La quasi-totalité des entreprises marocaines utilisent aujourd’hui des outils numériques pour piloter leur activité : CRM comme Salesforce ou HubSpot, logiciels RH et de paie, plateformes de facturation, messageries collaboratives comme Google Workspace ou Microsoft 365. Ces solutions sont devenues le cœur opérationnel des organisations.

Ce que la plupart ignorent : leur utilisation engage directement la responsabilité juridique de l’entreprise. Non pas en théorie, mais en pratique — avec des sanctions prévues par la loi marocaine n°09-08 relative à la protection des personnes physiques à l’égard du traitement des données à caractère personnel, des risques contractuels concrets et une exposition réelle en cas de fuite ou de litige.

Voici ce que vous devez savoir.

La loi 09-08 s’applique à votre CRM. Qu’est-ce que cela signifie concrètement ?

Dès lors que votre entreprise collecte et traite des données sur des personnes physiques — clients, prospects, salariés, prestataires — elle est soumise à la loi 09-08 et aux prérogatives de la Commission Nationale de contrôle de la protection des Données à caractère Personnel (CNDP).

Concrètement, cela impose :

Une déclaration préalable auprès de la CNDP pour tout traitement de données personnelles (formulaires F1, F113, F118 selon les cas) ;

→ Une finalité clairement définie et limitée : vous ne pouvez pas utiliser les données de vos clients à des fins non prévues au moment de leur collecte ;

→ Une durée de conservation maîtrisée : les données ne peuvent être conservées indéfiniment ;

→ Un droit d’accès et de rectification ouvert aux personnes concernées.

Or, dans la grande majorité des cas observés, les entreprises n’ont effectué aucune déclaration. Leurs CRM traitent quotidiennement des milliers de données personnelles sans encadrement juridique. C’est une violation continue de la loi, même sans incident.

Hébergement à l’étranger : une obligation d’autorisation que presque personne ne respecte

C’est le risque le moins visible — et l’un des plus graves.

Lorsque vous utilisez Salesforce, HubSpot, Microsoft 365 ou Google Workspace, vos données sont hébergées sur des serveurs situés hors du Maroc — en Europe ou aux États-Unis. Ce transfert de données personnelles vers un pays tiers est strictement encadré par l’article 43 de la loi 09-08 : il nécessite, selon les cas, une autorisation préalable de la CNDP, ou à tout le moins une justification documentée.

En pratique, ce transfert existe dès le premier jour d’utilisation d’un outil cloud étranger. Et dans la grande majorité des cas, il n’a jamais été déclaré ni autorisé.

La CNDP dispose de pouvoirs d’investigation et peut, en cas de contrôle, exiger la justification de tout transfert international de données. L’absence d’autorisation expose l’entreprise à des sanctions pouvant aller jusqu’à l’interdiction du traitement — ce qui signifierait, dans les faits, l’impossibilité d’utiliser l’outil concerné.

En cas de fuite de données : qui est responsable ?

Beaucoup d’entreprises pensent que la responsabilité en cas de violation de données repose sur le prestataire technique — l’éditeur du logiciel ou l’hébergeur cloud. C’est une erreur fréquente, et coûteuse.

La loi 09-08 distingue clairement le responsable du traitement — l’entreprise qui décide des finalités et des moyens — du sous-traitant — le prestataire qui exécute le traitement pour son compte. En tant que responsable du traitement, votre entreprise reste juridiquement responsable, même si c’est le prestataire qui a failli.

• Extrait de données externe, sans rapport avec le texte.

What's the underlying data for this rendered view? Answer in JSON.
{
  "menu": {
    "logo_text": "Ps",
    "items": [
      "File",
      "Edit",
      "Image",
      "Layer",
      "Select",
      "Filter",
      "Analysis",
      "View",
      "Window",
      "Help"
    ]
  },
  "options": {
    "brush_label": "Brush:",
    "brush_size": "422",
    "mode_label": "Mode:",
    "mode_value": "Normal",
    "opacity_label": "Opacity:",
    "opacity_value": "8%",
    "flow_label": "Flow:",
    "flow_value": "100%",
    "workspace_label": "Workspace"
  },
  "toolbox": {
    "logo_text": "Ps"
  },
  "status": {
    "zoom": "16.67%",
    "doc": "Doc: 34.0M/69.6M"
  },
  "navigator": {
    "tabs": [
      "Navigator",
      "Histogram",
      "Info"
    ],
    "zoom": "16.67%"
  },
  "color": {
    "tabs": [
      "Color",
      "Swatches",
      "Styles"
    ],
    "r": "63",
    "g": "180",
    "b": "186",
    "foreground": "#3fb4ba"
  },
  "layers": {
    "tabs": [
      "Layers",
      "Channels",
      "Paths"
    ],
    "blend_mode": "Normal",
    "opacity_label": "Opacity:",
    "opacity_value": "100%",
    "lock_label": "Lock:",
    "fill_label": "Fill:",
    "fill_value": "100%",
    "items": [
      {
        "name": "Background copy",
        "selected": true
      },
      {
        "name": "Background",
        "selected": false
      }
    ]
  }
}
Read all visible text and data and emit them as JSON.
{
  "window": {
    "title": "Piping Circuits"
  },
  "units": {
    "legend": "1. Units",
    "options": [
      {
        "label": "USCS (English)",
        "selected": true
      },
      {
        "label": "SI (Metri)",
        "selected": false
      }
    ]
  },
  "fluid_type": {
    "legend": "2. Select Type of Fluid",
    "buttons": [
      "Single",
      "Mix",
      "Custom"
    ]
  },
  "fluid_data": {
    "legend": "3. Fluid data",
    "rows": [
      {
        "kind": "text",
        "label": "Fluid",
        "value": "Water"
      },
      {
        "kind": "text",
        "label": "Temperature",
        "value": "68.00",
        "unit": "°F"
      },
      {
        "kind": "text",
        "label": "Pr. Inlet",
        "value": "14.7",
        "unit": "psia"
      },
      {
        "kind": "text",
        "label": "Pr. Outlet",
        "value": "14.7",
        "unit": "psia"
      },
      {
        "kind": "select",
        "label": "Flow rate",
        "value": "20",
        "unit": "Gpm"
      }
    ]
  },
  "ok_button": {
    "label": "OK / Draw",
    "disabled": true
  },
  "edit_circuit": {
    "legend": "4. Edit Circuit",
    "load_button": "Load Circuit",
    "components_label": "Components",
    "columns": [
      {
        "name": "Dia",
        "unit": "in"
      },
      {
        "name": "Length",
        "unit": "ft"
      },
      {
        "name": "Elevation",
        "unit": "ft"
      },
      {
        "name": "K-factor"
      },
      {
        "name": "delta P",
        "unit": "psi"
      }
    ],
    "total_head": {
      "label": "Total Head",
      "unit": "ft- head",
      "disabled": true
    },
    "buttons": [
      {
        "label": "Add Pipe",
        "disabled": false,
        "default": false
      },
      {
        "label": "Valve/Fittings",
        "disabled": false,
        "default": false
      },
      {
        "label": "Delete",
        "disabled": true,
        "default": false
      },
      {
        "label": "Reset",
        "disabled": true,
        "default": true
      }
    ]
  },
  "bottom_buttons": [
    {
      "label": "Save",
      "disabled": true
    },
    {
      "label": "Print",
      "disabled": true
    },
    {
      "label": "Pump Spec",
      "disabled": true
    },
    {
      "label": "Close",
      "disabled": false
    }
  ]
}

En cas de fuite de données clients stockées dans votre CRM, plusieurs risques se cumulent :

→ Mise en demeure ou sanction de la CNDP ; → Action en responsabilité civile de vos clients ou partenaires affectés ; → Atteinte à la réputation commerciale de l’entreprise ; → Risque pénal dans les cas les plus graves.

La responsabilité ne se transfère pas parce que vous avez cliqué sur « J’accepte les CGU ».

Les conditions générales que vous avez acceptées ne vous protègent pas

C’est l’erreur contractuelle la plus répandue : accepter les conditions générales d’un éditeur SaaS en pensant que cela couvre l’ensemble du cadre juridique.

Les CGU des éditeurs internationaux sont rédigées selon le droit de leur pays — le plus souvent américain ou européen. Elles ne prennent pas en compte les spécificités de la loi marocaine 09-08. Elles ne prévoient généralement pas de clauses de sous-traitance conformes aux exigences de la CNDP, ni d’obligations spécifiques concernant les transferts de données vers le Maroc.

Un contrat de sous-traitance conforme à la loi 09-08 doit notamment prévoir :

→ La liste précise des traitements délégués au prestataire ; → Les obligations du prestataire en matière de sécurité et de confidentialité ; → Les conditions dans lesquelles le prestataire peut faire appel à un sous-traitant ultérieur ; → Le sort des données à l’expiration du contrat (suppression, restitution, délai).

L’absence de ce cadre contractuel constitue une faiblesse majeure, tant vis-à-vis de la CNDP qu’en cas de litige avec le prestataire ou vos propres clients.

Comment se mettre en conformité ? Les quatre étapes essentielles

La conformité n’implique pas d’abandonner vos outils. Elle suppose de les encadrer juridiquement. Voici la démarche structurée que nous recommandons.

Étape 1 — Cartographier vos traitements

Identifiez tous les outils numériques utilisés dans l’entreprise et les données qu’ils traitent : quelles données, sur quelles personnes, pour quelle finalité, pendant combien de temps. Cette cartographie est le point de départ de tout audit de conformité.

Étape 2 — Régulariser vos déclarations auprès de la CNDP

Selon la nature de vos traitements, déposez les formulaires adaptés : F1 pour les traitements courants, F113 pour les traitements RH et marketing, F118 pour les transferts internationaux de données. Cette étape est indispensable avant tout contrôle.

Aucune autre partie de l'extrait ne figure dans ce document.